A friend of mine has one of those!!  Such a crazy looking bird and for an enormous, giant parrot he is so incredibly sweet and gentle.


----------



## golfchick (Mar 18, 2010)

stunning bird! I took would love a bird as well one day but fear I wouldnt' have the time for the bond they want and need, that and the OH says he'll take it outside everytime i mention it!


----------



## alenmcmilan (Jan 7, 2011)

I love these African gray birds........


----------



## trueimage (Jan 21, 2011)

she's beautiful, seems to be having a great time with the shower head, she's lovely colours


----------



## petzplazaUK (Feb 21, 2011)

aww theyre fab arent they, i have an edwards lorikeet, came to me as a rescue thru someone who saved him , he previous owner had fed him on seed and wondered why he was looking poorly , found in the bottom of the cage with all his feathers stuck to his body where he had not been given any bathing facilities - horrific and im glad i didnt see him in that state. he still has a bald patch on his crop now thats growing back slowly(was all of his tummy) and now gets a proper diet and an aviary to fly about in and has bonded to a conure, if u go near the conure he will bite u but other than that hes very sweet and comical .
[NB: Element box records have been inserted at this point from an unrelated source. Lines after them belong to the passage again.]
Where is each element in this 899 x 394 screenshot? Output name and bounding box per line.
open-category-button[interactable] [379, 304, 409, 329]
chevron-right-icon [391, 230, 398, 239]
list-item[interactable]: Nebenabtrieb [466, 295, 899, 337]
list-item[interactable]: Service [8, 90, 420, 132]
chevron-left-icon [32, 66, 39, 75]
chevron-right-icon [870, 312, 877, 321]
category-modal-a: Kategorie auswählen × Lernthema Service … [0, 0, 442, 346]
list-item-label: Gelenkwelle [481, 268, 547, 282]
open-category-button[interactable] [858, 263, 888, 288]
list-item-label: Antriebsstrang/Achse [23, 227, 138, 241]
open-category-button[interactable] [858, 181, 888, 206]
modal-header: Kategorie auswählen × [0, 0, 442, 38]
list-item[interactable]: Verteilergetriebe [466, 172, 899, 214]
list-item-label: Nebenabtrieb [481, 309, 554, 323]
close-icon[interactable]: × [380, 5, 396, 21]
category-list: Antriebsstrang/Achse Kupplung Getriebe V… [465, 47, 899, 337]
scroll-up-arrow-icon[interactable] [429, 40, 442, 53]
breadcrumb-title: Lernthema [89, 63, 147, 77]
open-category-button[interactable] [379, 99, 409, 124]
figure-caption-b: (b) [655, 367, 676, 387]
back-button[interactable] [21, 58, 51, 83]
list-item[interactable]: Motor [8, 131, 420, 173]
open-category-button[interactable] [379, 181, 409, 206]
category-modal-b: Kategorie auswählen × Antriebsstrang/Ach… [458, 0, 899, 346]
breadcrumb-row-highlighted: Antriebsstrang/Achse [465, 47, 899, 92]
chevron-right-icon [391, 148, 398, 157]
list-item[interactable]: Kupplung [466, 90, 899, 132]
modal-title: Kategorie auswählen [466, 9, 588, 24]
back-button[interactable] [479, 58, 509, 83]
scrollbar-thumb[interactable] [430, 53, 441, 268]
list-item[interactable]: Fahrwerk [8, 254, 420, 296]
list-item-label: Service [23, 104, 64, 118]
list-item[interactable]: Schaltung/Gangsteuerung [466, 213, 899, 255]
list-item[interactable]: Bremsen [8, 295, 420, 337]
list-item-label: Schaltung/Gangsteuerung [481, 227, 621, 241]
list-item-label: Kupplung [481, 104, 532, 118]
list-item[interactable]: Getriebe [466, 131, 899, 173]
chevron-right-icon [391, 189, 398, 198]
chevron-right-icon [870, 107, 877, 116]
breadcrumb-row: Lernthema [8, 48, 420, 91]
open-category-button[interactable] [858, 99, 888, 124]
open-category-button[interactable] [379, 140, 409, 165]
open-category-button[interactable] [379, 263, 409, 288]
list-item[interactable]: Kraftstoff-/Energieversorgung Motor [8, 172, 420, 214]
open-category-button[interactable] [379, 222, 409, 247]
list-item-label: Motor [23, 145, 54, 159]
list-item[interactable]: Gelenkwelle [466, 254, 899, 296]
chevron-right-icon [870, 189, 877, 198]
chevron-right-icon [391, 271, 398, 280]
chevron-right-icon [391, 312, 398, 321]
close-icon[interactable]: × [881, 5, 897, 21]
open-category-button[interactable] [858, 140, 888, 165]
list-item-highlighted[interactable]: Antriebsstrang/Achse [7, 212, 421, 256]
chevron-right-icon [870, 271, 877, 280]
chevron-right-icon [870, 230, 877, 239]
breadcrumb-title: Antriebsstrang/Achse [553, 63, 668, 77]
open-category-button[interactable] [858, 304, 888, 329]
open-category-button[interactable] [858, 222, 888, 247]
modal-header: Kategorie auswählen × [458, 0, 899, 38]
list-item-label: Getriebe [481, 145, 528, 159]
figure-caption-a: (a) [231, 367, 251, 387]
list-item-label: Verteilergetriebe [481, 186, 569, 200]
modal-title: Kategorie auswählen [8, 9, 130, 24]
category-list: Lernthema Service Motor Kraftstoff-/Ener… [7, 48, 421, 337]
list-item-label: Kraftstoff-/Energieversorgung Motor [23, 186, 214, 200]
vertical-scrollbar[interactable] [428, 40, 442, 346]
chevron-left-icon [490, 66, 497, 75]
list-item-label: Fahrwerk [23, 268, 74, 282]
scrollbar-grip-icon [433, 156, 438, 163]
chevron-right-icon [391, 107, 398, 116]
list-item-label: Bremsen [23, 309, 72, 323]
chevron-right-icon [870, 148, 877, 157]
love it when they speak its almost a whisper and so quiet, they have no fear either do they- thats why mine is in a avairy he wanted to be out all day long and would jump in front of the cats when they were sleeping then run off, so for his safety he was built an avairy where he could be out all day long.

oh and agree the poop is projectile , he always managed to get hubby with it aswell after he had a bath/shower turn his back then like a water pistol squirt over him lol, i found it funny but hubby did not 
never had mine tested for male/female but say he cuz he often tries to mate with a hand or foot ,lol, kinda gives it away


----------